El miércoles pasado, la ciudad cumplió 287 años de fundada. En medio de una pandemia cuyo desenlace aún se desconoce, poco espacio hubo para celebrar. Algunos, con entusiasmo, recopilaron las mejores canciones en honor a la ciudad y las propagaron por las redes sociales en alegre secuencia fotográfica.
Cualquiera sea la perspectiva, para entender el presente y construir el futuro, es menester repensar nuestro propósito colectivo. Ojalá dentro de 3 años, o dentro de 13, cuando alcancemos los 3 siglos, festejemos con orgullo. Por ahora, parodiando a John Kennedy, no preguntemos qué puede hacer Cúcuta por nosotros, sino más bien qué podemos hacer nosotros por Ella.
La historia de cualquier pueblo es fundamental para la proyección de sus hijos. Nos corresponde conocer bien la de San José de Cúcuta, desde su adolescencia comercial, pasando por la gesta de Independencia y las guerras civiles posteriores, el devastador terremoto de 1.875, y la generación que la reconstruyó, hasta los años de la positiva afluencia venezolana y las primeras décadas del siglo XXI.
La Fundación de Cúcuta tiene tanto de mito como de realidad. A diferencia de otras ciudades del interior, cuyos cimientos se establecieron durante la Conquista en lugares propios para la estrategia militar y en climas generalmente suaves o fríos, tal como aconteció con Tunja, Pamplona, Salazar de las Palmas, Ocaña, La Grita y San Cristóbal, la erección de San José de Guasimal, más tarde llamada San José de Cúcuta, ocurrió dos siglos después, como resultado de un lento asentamiento que se acompañó de estrategias militares, políticas y religiosas que los colonizadores adoptaron para proteger sus intereses económicos.

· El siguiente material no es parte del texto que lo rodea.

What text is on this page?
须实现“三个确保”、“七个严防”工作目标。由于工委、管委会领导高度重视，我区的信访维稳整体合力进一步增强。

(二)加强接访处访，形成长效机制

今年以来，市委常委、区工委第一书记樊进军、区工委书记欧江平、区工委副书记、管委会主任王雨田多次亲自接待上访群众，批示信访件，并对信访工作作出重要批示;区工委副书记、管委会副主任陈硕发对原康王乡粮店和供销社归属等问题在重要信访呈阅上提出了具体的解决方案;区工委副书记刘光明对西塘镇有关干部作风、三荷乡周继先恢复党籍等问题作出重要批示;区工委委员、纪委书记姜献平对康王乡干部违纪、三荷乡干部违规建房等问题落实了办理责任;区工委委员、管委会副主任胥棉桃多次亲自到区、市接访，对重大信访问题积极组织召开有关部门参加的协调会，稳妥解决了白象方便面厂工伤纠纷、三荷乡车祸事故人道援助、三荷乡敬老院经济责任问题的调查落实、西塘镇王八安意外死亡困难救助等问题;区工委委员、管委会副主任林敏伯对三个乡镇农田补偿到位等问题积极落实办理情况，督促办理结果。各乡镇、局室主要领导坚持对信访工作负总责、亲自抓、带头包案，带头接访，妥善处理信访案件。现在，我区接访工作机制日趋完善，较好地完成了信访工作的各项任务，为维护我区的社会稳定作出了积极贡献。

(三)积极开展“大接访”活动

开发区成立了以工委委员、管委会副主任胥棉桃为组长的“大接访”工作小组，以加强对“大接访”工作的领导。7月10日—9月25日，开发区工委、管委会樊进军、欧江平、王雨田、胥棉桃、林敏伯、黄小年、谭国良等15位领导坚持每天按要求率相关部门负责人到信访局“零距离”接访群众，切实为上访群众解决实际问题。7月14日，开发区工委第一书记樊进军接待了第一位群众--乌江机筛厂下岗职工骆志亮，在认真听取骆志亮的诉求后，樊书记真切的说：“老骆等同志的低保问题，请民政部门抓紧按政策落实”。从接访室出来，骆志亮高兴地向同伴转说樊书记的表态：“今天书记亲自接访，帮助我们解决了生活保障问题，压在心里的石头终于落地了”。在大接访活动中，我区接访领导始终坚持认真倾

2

La tradición acepta el 17 de junio de 1.733 como fecha de su fundación. Ese día, doña Juana Rangel de Cuéllar, suscribió desde su hacienda Tonchalá y ante el alcalde de Pamplona, don José Antonio Villamizar, la escritura pública de donación de media estancia de ganado mayor a fin de que se erigiese una parroquia, quedando satisfechos los pocos vecinos blancos de la aldea de Cúcuta, ubicada al lado oriental del entonces caudaloso Pamplonita, y los escasos pobladores de las haciendas de Pescadero, El Resumen, San Isidro, y algunas otras que se extendían hasta el río Zulia. Esta protocolización, más que aliviar las molestias causadas por las crecientes del río, que les impedía cruzarlo para recibir asistencia sacramental y hacerse a víveres los domingos, servía para organizar mejor la lucha contra los indígenas que, no por haber recibido el Evangelio, estaban dispuestos a permitir la usurpación de sus dominios. Los enfrentamientos entre colonos e indígenas seguían siendo frecuentes a mediados del siglo XVIII.
En la actualidad poco se habla de la barbarie generada durante la Conquista y la Colonia. Mucho antes de la fundación de San José de Cúcuta, se dieron aquellos episodios que recuerdan al cacique Cínera y su hija Zulia, así como también a Guaymaral, hijo adoptivo del cacique Cúcuta, todos ejemplos de heroísmo. La fundación de Salazar de las Palmas, motivada por las minas de oro, en la que participó Alonso Esteban Rangel, bisabuelo de doña Juana, desencadenó una ola de terror contra los indígenas en 1.547. En la defensa de esas tierras falleció Cínera con más de 2 mil hombres. La princesa Zulia organizó la resistencia para vengar la sangre de su padre, a quien encontró colgado de un caracolí. Y efectivamente, bajo su mando se derrotó a Diego de Montes y se destruyó el asentamiento inicial en Salazar. Luego vendrían su romance y matrimonio con Guaymaral, y también su épica muerte.
De manera que lejos de la paz que la tradición invoca alrededor de la fundación de San José de Cúcuta, debemos recordar también la otra faceta de nuestras raíces, representada en esos pueblos indígenas que padecieron la injusticia de ese colonizador que se apoyaba al mismo tiempo en el Evangelio y en la espada. Este corte abrupto y radical que se produjo, colocaría otros hombres sobre la misma tierra para cambiar su rumbo e insertarla definitivamente en la economía de la Colonia. Eran el reflejo de otra sangre y el eco de otras voces; eran brazos fuertes, de gente emprendedora y ávida de aventura. La aldea, llamada por ese nuevo horizonte, comenzó su primavera comercial. En justo reconocimiento a sus laboriosos hijos, poco antes de terminar el siglo, el Rey Carlos IV le confirió el título de ‘Muy Noble, Valerosa y Leal Villa de San José de Cúcuta’.